Riley grins, and I sigh, shake my head, and begin again.
“As I was saying, do not go to the hairy titties, Jake—”
“No, ” he assures me, ” I wasn’t planning to go to the hairy titties.”
“Good. Good.” Jake and I nod in agreement. Hairy titties are out. “But, if you would go to the HARRIS TEETER–”
“The hairy testes?’ Asks Matt.
I close my eyes for a moment, and then continue, ” If you could go to the grocery store–”
“The hairy testes, Jake,” clarifies Riley.
“Would you STOP with the hairy testes, please?” I ask my younger sons. I’m trying not to laugh and, like predators, I’m sure they sense my weakness.
“Well, Mom,” Riley explains, “that’s not really gonna be up to me. I mean, that’s kinda what puberty does.” He and Matt are grinning from ear to ear, nodding in agreement. Yes, This is true. Hairy testes will not be up to them.
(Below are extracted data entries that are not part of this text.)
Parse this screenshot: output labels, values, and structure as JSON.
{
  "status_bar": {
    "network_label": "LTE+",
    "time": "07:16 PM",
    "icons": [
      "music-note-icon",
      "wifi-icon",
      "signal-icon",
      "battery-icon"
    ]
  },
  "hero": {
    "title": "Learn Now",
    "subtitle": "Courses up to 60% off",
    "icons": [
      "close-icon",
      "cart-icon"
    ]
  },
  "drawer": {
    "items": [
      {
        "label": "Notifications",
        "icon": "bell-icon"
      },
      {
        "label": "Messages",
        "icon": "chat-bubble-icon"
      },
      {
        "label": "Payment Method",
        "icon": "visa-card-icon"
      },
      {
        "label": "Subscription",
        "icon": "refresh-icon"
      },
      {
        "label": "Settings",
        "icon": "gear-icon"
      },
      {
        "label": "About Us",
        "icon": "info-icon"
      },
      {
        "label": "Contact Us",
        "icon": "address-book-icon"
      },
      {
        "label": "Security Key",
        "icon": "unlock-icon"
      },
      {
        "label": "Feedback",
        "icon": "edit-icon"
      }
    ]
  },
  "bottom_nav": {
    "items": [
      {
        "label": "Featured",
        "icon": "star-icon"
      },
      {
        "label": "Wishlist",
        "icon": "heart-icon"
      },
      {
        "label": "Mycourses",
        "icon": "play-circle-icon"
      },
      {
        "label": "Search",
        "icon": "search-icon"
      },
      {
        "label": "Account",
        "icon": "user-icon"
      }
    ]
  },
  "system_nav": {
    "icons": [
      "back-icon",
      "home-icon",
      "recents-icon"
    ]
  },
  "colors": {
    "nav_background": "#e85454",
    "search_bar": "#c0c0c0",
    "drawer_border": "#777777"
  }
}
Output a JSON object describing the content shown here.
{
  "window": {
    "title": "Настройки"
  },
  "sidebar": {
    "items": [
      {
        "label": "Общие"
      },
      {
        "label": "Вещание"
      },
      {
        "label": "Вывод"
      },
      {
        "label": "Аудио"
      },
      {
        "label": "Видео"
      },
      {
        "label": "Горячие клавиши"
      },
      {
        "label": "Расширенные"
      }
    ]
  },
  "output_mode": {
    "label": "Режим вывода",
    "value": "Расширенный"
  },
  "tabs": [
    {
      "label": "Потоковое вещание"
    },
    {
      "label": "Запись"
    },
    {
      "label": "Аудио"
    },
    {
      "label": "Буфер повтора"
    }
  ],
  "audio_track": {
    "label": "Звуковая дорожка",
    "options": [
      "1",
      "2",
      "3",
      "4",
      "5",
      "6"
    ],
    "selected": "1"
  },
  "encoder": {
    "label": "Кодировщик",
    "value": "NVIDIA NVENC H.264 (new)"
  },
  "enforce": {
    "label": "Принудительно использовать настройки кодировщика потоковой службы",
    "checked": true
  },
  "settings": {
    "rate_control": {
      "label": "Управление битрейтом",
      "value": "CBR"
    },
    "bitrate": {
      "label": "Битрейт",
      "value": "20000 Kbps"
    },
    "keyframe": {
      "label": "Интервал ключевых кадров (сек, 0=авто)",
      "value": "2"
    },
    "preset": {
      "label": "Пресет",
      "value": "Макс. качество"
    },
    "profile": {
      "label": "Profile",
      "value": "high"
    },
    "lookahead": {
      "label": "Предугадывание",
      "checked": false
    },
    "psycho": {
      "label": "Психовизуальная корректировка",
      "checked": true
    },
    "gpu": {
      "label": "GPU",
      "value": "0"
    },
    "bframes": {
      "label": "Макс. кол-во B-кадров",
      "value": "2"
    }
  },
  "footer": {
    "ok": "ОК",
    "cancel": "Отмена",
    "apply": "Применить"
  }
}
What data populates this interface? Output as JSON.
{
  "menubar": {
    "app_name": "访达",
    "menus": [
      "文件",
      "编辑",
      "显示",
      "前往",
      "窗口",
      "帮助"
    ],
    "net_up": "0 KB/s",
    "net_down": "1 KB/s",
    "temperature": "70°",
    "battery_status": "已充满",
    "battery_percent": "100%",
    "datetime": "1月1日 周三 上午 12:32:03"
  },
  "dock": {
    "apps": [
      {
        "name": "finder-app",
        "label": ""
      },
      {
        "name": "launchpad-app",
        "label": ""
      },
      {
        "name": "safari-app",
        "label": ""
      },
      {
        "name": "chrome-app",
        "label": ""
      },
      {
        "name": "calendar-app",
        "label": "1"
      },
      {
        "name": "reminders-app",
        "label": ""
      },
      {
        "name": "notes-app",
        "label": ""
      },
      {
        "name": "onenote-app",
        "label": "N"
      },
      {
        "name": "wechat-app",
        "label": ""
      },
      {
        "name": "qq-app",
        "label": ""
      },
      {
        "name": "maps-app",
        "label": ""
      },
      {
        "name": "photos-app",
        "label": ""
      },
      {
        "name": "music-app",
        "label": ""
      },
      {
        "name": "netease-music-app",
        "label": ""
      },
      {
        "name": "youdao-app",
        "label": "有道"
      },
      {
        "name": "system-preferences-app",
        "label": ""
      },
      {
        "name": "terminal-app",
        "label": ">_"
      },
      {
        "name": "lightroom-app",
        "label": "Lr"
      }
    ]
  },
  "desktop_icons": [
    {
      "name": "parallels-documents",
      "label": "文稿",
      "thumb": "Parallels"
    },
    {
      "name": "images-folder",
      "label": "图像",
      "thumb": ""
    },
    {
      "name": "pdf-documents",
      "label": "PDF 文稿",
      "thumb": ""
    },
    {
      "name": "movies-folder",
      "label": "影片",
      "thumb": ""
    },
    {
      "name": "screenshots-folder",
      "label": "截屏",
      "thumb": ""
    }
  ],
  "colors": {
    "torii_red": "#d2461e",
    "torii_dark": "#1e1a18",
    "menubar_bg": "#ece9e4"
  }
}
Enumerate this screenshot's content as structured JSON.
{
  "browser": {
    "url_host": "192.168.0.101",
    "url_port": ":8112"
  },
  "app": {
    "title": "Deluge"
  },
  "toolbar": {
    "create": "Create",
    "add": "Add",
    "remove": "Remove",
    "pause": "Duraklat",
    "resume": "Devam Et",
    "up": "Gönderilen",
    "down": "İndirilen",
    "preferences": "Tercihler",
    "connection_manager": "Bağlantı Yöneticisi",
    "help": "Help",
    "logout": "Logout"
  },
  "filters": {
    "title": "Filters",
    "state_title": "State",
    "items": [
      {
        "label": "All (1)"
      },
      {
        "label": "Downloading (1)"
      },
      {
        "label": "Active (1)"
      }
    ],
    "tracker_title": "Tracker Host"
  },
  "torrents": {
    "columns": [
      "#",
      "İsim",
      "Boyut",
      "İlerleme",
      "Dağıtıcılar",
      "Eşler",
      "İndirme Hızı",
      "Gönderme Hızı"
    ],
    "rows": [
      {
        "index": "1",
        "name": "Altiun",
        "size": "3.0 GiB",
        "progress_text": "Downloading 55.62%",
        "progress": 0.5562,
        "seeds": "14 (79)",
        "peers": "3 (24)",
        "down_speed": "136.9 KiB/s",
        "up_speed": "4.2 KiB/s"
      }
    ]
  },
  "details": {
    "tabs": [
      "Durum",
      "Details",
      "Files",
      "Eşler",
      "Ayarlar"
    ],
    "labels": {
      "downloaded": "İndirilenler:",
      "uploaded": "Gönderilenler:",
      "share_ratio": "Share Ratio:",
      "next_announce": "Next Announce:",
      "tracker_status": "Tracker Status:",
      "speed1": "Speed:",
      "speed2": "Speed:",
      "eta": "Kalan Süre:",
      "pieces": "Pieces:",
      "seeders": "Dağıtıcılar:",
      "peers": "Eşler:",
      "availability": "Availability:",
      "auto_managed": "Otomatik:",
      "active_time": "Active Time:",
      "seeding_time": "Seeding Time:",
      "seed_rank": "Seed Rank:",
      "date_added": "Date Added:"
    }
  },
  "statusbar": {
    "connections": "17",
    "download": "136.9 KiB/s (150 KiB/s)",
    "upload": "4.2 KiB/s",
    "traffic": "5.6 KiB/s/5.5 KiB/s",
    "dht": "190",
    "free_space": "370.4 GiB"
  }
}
Jake is biting back a smile, and his upper body shakes with the laughter he’s holding in. I can’t look at him or I’ll start laughing, too.
This is one of the greatest joys and most difficult challenges of parenting Riley. He finds humor in almost anything. Year after year, I’ve received phone calls from his teachers which begin, “I love Riley, and I really enjoy him, but…” The “but” is inevitably followed by a request that I talk to Riley about curtailing his comedic comments while in class. I’ve had many conversations with Ri about time and place; about using his powers for good and not evil.
And as Matt’s sense of humor has matured, he’s become Riley’s partner in crime. Recently they’ve mastered the two-pronged assault: one riffing off the other, each providing fuel for his brother’s fire, perfecting their A, B, A, B rhythm. Riley plants the seeds, and Matt cheerfully helps bring that crop to harvest. I’m just happy they’re cooperating.
The two of them are waiting politely for me to continue. I glare at them, and they smile, sweetly.
I hold my hand up like a stop sign, and blurt out the rest of my instructions to Jake, ” If you go to the Harris Teeter, they have big bags of Scott’s mulch on sale, and I’d love it if you could get as much as you can fit in the trunk of your car, ok?”
“YOU’RE GOING TO MULCH THE HAIRY TESTES?” Matt is shocked. “That’s GROSS! You’re not mulching my testes, lady!”
Riley slowly shakes his head from side to side. He’s disappointed in the kind of woman he just realized I am. A testes mulcher.
An image of my front flowerbed filled with mulched, hairy testes flashes through my mind, and I’m lost.
“Would you two stop?!” I laugh, ” Just stop it! No more hairy testes!”
“I haven’t even started my hairy testes yet, Mom, ” says Matt, and adds matter-of-factly, “that’s probably going to happen in middle school.”
“No,” says Riley, “Highschool. We hit puberty late in this family.”
Jake takes the list, and heads for the door. “I’ll get as much mulch as I can, ” he assures me.
As he leaves, Riley calls out, “Don’t forget the hairy titties, Jake!”